What's Up

  • PRODUCTIVE NETWORKS. Our approach defines social capital as a resource to produce benefits through the social networks in which individuals are embedded. It can affect individual health, participation in civil society or trust in democratic institutions. The research is carried on by analyzing survey data covering more than two dozen countries of Europe East and West plus post-Soviet states.
  • RELIGION AS COMPENSATION FOR DEPRIVATION? Religious involvement is a form of social capital with the potential to offset negative effects of socio-economic deprivation on health. A joint University College London Medical School and CSPP team is launching an ESRC-funded pilot study to test to what extent this happens through the secondary analysis of European surveys covering health, religion, socio-economic status and social capital.
  • TRUST. Although trust is deemed significant for social capital, studies often confound trust in other people and trust in political institutions. It is also debatable whether trust is a cause or consequence. William Mishler has taken the lead in a series of analyses of the importance of trust in post-Communist societies.
  • CIVIC PARTICIPATION IN GOVERNANCE IN EUROPE. The Cinefogo Network of Excellence promotes studies of civic participation, identities, and multi-level governance in relation to organised civil society. Supported by a European Commission VIth Framework grant, it consists of more than 175 researchers in 41 institutions in 15 European countries. Professor Claire Wallace leads Aberdeen's contribution. See SPP 431 and SPP 433.
  • LIVING CONDITIONS IN EIGHT POST-SOVIET SOCIETIES. Dr. Christian Haerpfer has conducted a major survey-based study in Russia, Armenia, Belarus, Georgia, Kazahkstan, Kyrgyzstan, Moldova and Ukraine examining the lifestyles, social networks and health of adults.

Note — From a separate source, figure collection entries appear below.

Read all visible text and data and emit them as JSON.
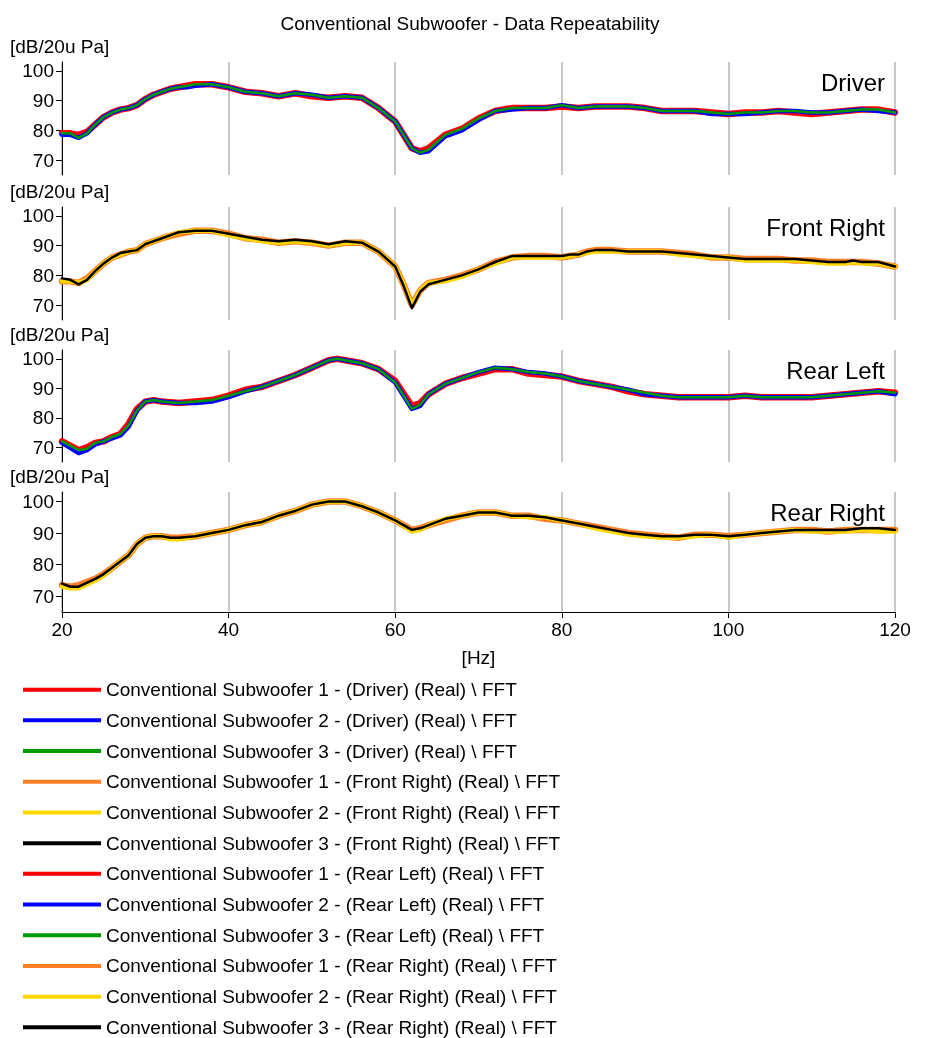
{
  "chart_data": [
    {
      "type": "line",
      "title": "Conventional Subwoofer - Data Repeatability",
      "ylabel": "[dB/20u Pa]",
      "annotations": [
        "Driver"
      ],
      "xlim": [
        20,
        120
      ],
      "xticks": [
        20,
        40,
        60,
        80,
        100,
        120
      ],
      "ylim": [
        65,
        103
      ],
      "yticks": [
        70,
        80,
        90,
        100
      ],
      "grid": "x",
      "legend": "bottom",
      "tick_labels": "y",
      "x": [
        20,
        21,
        22,
        23,
        24,
        25,
        26,
        27,
        28,
        29,
        30,
        31,
        32,
        33,
        34,
        35,
        36,
        38,
        40,
        42,
        44,
        46,
        48,
        50,
        52,
        54,
        56,
        58,
        60,
        62,
        63,
        64,
        66,
        68,
        70,
        72,
        74,
        76,
        78,
        80,
        82,
        84,
        86,
        88,
        90,
        92,
        94,
        96,
        98,
        100,
        102,
        104,
        106,
        108,
        110,
        112,
        114,
        116,
        118,
        120
      ],
      "series": [
        {
          "name": "Conventional Subwoofer 1 - (Driver) (Real) \\ FFT",
          "color": "#ff0000",
          "values": [
            79,
            79,
            78.5,
            79.5,
            82,
            84.5,
            86,
            87,
            87.5,
            88.5,
            90.5,
            92,
            93,
            94,
            94.5,
            95,
            95.5,
            95.5,
            94.5,
            93,
            92.5,
            91.5,
            92.5,
            91.5,
            91,
            91.5,
            91,
            87.5,
            83,
            74,
            73,
            74,
            78.5,
            80.5,
            84,
            86.5,
            87.5,
            87.5,
            87.5,
            88,
            87.5,
            88,
            88,
            88,
            87.5,
            86.5,
            86.5,
            86.5,
            86,
            85.5,
            86,
            86,
            86.5,
            86,
            85.5,
            86,
            86.5,
            87,
            87,
            86
          ]
        },
        {
          "name": "Conventional Subwoofer 2 - (Driver) (Real) \\ FFT",
          "color": "#0000ff",
          "values": [
            78.5,
            78.5,
            77.5,
            79,
            82,
            84.5,
            86,
            87,
            87.5,
            88.5,
            90.5,
            92,
            93,
            94,
            94.5,
            94.5,
            95,
            95.5,
            94.5,
            93,
            92.5,
            91.5,
            92.5,
            92,
            91,
            91.5,
            91,
            87.5,
            83,
            74,
            72.5,
            73,
            78,
            80,
            83.5,
            86.5,
            87,
            87.5,
            87.5,
            88.5,
            87.5,
            88,
            88,
            88,
            87.5,
            86.5,
            86.5,
            86.5,
            85.5,
            85.5,
            85.5,
            86,
            86.5,
            86.5,
            86,
            86,
            86.5,
            87,
            86.5,
            86
          ]
        },
        {
          "name": "Conventional Subwoofer 3 - (Driver) (Real) \\ FFT",
          "color": "#009a00",
          "values": [
            79,
            79,
            77.5,
            79,
            82,
            84.5,
            86,
            87,
            87.5,
            88.5,
            90.5,
            92,
            93,
            94,
            94.5,
            95,
            95.5,
            95.5,
            94.5,
            93,
            92.5,
            91.5,
            92.5,
            92,
            91,
            91.5,
            91,
            87.5,
            83,
            74,
            72.5,
            73.5,
            78.5,
            80.5,
            84,
            86.5,
            87.5,
            87.5,
            87.5,
            88.5,
            87.5,
            88,
            88,
            88,
            87.5,
            86.5,
            86.5,
            86.5,
            86,
            85.5,
            86,
            86,
            86.5,
            86.5,
            86,
            86,
            86.5,
            87,
            87,
            86
          ]
        }
      ]
    },
    {
      "type": "line",
      "ylabel": "[dB/20u Pa]",
      "annotations": [
        "Front Right"
      ],
      "xlim": [
        20,
        120
      ],
      "xticks": [
        20,
        40,
        60,
        80,
        100,
        120
      ],
      "ylim": [
        65,
        103
      ],
      "yticks": [
        70,
        80,
        90,
        100
      ],
      "grid": "x",
      "legend": "bottom",
      "tick_labels": "y",
      "x": [
        20,
        21,
        22,
        23,
        24,
        25,
        26,
        27,
        28,
        29,
        30,
        32,
        34,
        36,
        38,
        40,
        42,
        44,
        46,
        48,
        50,
        52,
        54,
        56,
        58,
        60,
        61,
        62,
        63,
        64,
        66,
        68,
        70,
        72,
        74,
        76,
        78,
        80,
        81,
        82,
        83,
        84,
        86,
        88,
        90,
        92,
        94,
        96,
        98,
        100,
        102,
        104,
        106,
        108,
        110,
        112,
        114,
        115,
        116,
        118,
        120
      ],
      "series": [
        {
          "name": "Conventional Subwoofer 1 - (Front Right) (Real) \\ FFT",
          "color": "#ff7f27",
          "values": [
            78,
            78,
            77.5,
            79,
            81.5,
            84,
            86,
            87,
            88,
            88.5,
            90.5,
            92.5,
            94,
            95,
            95,
            94,
            92.5,
            92,
            91,
            91.5,
            91,
            90,
            91,
            91,
            88,
            83,
            77,
            70,
            75,
            77.5,
            78.5,
            80,
            82,
            84.5,
            86,
            86.5,
            86.5,
            86,
            86.5,
            87,
            88,
            88.5,
            88.5,
            88,
            88,
            88,
            87.5,
            87,
            86,
            86,
            85.5,
            85.5,
            85.5,
            85,
            85,
            84.5,
            84.5,
            84.5,
            84.5,
            84,
            83
          ]
        },
        {
          "name": "Conventional Subwoofer 2 - (Front Right) (Real) \\ FFT",
          "color": "#ffd700",
          "values": [
            78,
            78,
            77.5,
            78.5,
            81.5,
            84,
            86,
            87,
            88,
            88.5,
            90.5,
            92.5,
            94.5,
            95,
            95,
            93.5,
            92.5,
            91.5,
            91,
            91.5,
            91,
            90,
            91,
            91,
            88,
            83,
            77,
            70,
            75,
            77.5,
            78,
            79.5,
            82,
            84,
            86,
            86,
            86,
            86,
            86.5,
            87,
            87.5,
            88,
            88,
            88,
            88,
            88,
            87,
            86.5,
            86,
            86,
            85,
            85,
            85,
            85,
            84.5,
            84,
            84,
            84.5,
            84,
            84,
            83
          ]
        },
        {
          "name": "Conventional Subwoofer 3 - (Front Right) (Real) \\ FFT",
          "color": "#000000",
          "values": [
            79,
            78.5,
            77,
            78.5,
            81.5,
            84,
            86,
            87.5,
            88,
            88.5,
            90.5,
            92.5,
            94.5,
            95,
            95,
            94,
            93,
            92,
            91.5,
            92,
            91.5,
            90.5,
            91.5,
            91,
            88,
            83,
            76.5,
            69,
            74.5,
            77,
            78.5,
            80,
            82,
            84.5,
            86.5,
            86.5,
            86.5,
            86.5,
            87,
            87,
            88,
            88.5,
            88.5,
            88,
            88,
            88,
            87.5,
            87,
            86.5,
            86,
            85.5,
            85.5,
            85.5,
            85.5,
            85,
            84.5,
            84.5,
            85,
            84.5,
            84.5,
            83
          ]
        }
      ]
    },
    {
      "type": "line",
      "ylabel": "[dB/20u Pa]",
      "annotations": [
        "Rear Left"
      ],
      "xlim": [
        20,
        120
      ],
      "xticks": [
        20,
        40,
        60,
        80,
        100,
        120
      ],
      "ylim": [
        65,
        103
      ],
      "yticks": [
        70,
        80,
        90,
        100
      ],
      "grid": "x",
      "legend": "bottom",
      "tick_labels": "y",
      "x": [
        20,
        22,
        23,
        24,
        25,
        26,
        27,
        28,
        29,
        30,
        31,
        32,
        34,
        36,
        38,
        40,
        42,
        44,
        46,
        48,
        50,
        52,
        53,
        54,
        56,
        58,
        60,
        62,
        63,
        64,
        66,
        68,
        70,
        72,
        74,
        76,
        78,
        80,
        82,
        84,
        86,
        88,
        90,
        92,
        94,
        96,
        98,
        100,
        102,
        104,
        106,
        108,
        110,
        112,
        114,
        116,
        118,
        120
      ],
      "series": [
        {
          "name": "Conventional Subwoofer 1 - (Rear Left) (Real) \\ FFT",
          "color": "#ff0000",
          "values": [
            72,
            69,
            70,
            71.5,
            72,
            73.5,
            74.5,
            78,
            83,
            85.5,
            86,
            85.5,
            85,
            85.5,
            86,
            87.5,
            89.5,
            90.5,
            92.5,
            94.5,
            97,
            99.5,
            100,
            99.5,
            98.5,
            96.5,
            92.5,
            84,
            85,
            88,
            91.5,
            93.5,
            95,
            96.5,
            96.5,
            95,
            94.5,
            94,
            92.5,
            91.5,
            90.5,
            89,
            88,
            87.5,
            87,
            87,
            87,
            87,
            87.5,
            87,
            87,
            87,
            87,
            87.5,
            88,
            88.5,
            89,
            88.5
          ]
        },
        {
          "name": "Conventional Subwoofer 2 - (Rear Left) (Real) \\ FFT",
          "color": "#0000ff",
          "values": [
            71.5,
            68,
            69,
            71,
            72,
            73,
            74,
            77,
            82.5,
            85.5,
            86,
            85.5,
            85,
            85,
            85.5,
            87,
            89,
            90.5,
            92.5,
            94.5,
            97,
            99.5,
            100,
            99.5,
            98.5,
            96.5,
            92,
            83,
            84,
            88,
            91.5,
            93.5,
            95.5,
            97,
            96.5,
            95.5,
            95,
            94,
            92.5,
            91.5,
            90.5,
            89.5,
            88,
            87.5,
            87,
            87,
            87,
            87,
            87.5,
            87,
            87,
            87,
            87,
            87.5,
            88,
            88.5,
            89,
            88
          ]
        },
        {
          "name": "Conventional Subwoofer 3 - (Rear Left) (Real) \\ FFT",
          "color": "#009a00",
          "values": [
            72,
            69,
            69.5,
            71.5,
            72,
            73.5,
            74.5,
            77.5,
            82.5,
            85.5,
            86,
            85.5,
            85,
            85.5,
            86,
            87.5,
            89,
            90.5,
            92.5,
            94.5,
            97,
            99.5,
            100,
            99.5,
            98.5,
            96.5,
            92,
            83,
            84.5,
            88,
            91.5,
            93.5,
            95.5,
            97,
            96.5,
            95.5,
            95,
            94,
            92.5,
            91.5,
            90.5,
            89.5,
            88.5,
            87.5,
            87,
            87,
            87,
            87,
            87.5,
            87,
            87,
            87,
            87,
            87.5,
            88,
            88.5,
            89,
            88.5
          ]
        }
      ]
    },
    {
      "type": "line",
      "ylabel": "[dB/20u Pa]",
      "xlabel": "[Hz]",
      "annotations": [
        "Rear Right"
      ],
      "xlim": [
        20,
        120
      ],
      "xticks": [
        20,
        40,
        60,
        80,
        100,
        120
      ],
      "ylim": [
        65,
        103
      ],
      "yticks": [
        70,
        80,
        90,
        100
      ],
      "grid": "x",
      "legend": "bottom",
      "x": [
        20,
        21,
        22,
        24,
        25,
        26,
        28,
        29,
        30,
        31,
        32,
        33,
        34,
        36,
        38,
        40,
        42,
        44,
        46,
        48,
        50,
        52,
        54,
        56,
        58,
        60,
        62,
        63,
        64,
        66,
        68,
        70,
        72,
        74,
        76,
        78,
        80,
        82,
        84,
        86,
        88,
        90,
        92,
        94,
        96,
        98,
        100,
        102,
        104,
        106,
        108,
        110,
        112,
        114,
        116,
        118,
        120
      ],
      "series": [
        {
          "name": "Conventional Subwoofer 1 - (Rear Right) (Real) \\ FFT",
          "color": "#ff7f27",
          "values": [
            73.5,
            73,
            73.5,
            75.5,
            77,
            79,
            83,
            86.5,
            88.5,
            89,
            89,
            88.5,
            88.5,
            89,
            90,
            91,
            92.5,
            93.5,
            95.5,
            97,
            99,
            100,
            100,
            98.5,
            96.5,
            94,
            91,
            91.5,
            92.5,
            94,
            95.5,
            96.5,
            96.5,
            95.5,
            95.5,
            94.5,
            94,
            93,
            92,
            91,
            90,
            89.5,
            89,
            88.5,
            89.5,
            89.5,
            89,
            89.5,
            90,
            90.5,
            91,
            91,
            90.5,
            91,
            91,
            91,
            91
          ]
        },
        {
          "name": "Conventional Subwoofer 2 - (Rear Right) (Real) \\ FFT",
          "color": "#ffd700",
          "values": [
            73,
            72.5,
            72.5,
            75,
            76.5,
            79,
            83,
            86.5,
            88.5,
            89,
            89,
            88,
            88,
            89,
            90,
            91,
            92.5,
            93.5,
            95.5,
            97,
            99,
            100,
            100,
            98.5,
            96.5,
            94,
            90.5,
            91,
            92.5,
            94.5,
            95.5,
            96.5,
            96.5,
            95.5,
            95,
            95,
            94,
            93,
            91.5,
            90.5,
            89.5,
            89,
            88.5,
            88.5,
            89,
            89.5,
            88.5,
            89.5,
            90,
            90.5,
            91,
            90.5,
            90.5,
            90.5,
            91,
            90.5,
            90.5
          ]
        },
        {
          "name": "Conventional Subwoofer 3 - (Rear Right) (Real) \\ FFT",
          "color": "#000000",
          "values": [
            74,
            73,
            73,
            75.5,
            77,
            79,
            83,
            86.5,
            88.5,
            89,
            89,
            88.5,
            88.5,
            89,
            90,
            91,
            92.5,
            93.5,
            95.5,
            97,
            99,
            100,
            100,
            98.5,
            96.5,
            94,
            91,
            91.5,
            92.5,
            94.5,
            95.5,
            96.5,
            96.5,
            95.5,
            95.5,
            95,
            94,
            93,
            92,
            91,
            90,
            89.5,
            89,
            89,
            89.5,
            89.5,
            89,
            89.5,
            90,
            90.5,
            91,
            91,
            91,
            91,
            91.5,
            91.5,
            91
          ]
        }
      ]
    }
  ]
}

The results are available in a lengthy Report to the European Commission.
  • VIRTUAL NETWORKING ACROSS EUROPE. The Internet makes trans-national networking easy--provided that participants share a common language. But with more than two dozen languages in use in Europe, this cannot be taken for granted. However, the diffusion of EFL (English as a Foreign Language) is a major advance in creating a European public space.
  • INFORMAL AND FORMAL NETWORKS IN TURKEY. The economic development of Turkey has made it a large urban society but not a full fledged European welfare state. A major study of the quality of life in Turkey by Richard Rose and Yusuf Ziya Ozcan shows how its social conditions compare with neighbours in the Balkans and with old EU member states.
  • DEMOCRACY AND SOCIAL CAPITAL. CSPP research in post-Communist countries has found that, contrary to Robert Putnam's claims about social capital encouraging democracy, networks can be used in anti-modern as well as modern ways. With the aid of an ESRC grant, Christian Haerpfer is now exploring how it links with autocracy as well as democracy in Moldova.
  • BARRIERS TO HEALTH CARE. Laws give an entitlement to health care to virtually every European. CSPP research has identified problems in access to health care facing individuals lacking resources and networks to claim their entitlements. In post-Communist countries, an additional barrier can arise, corruption.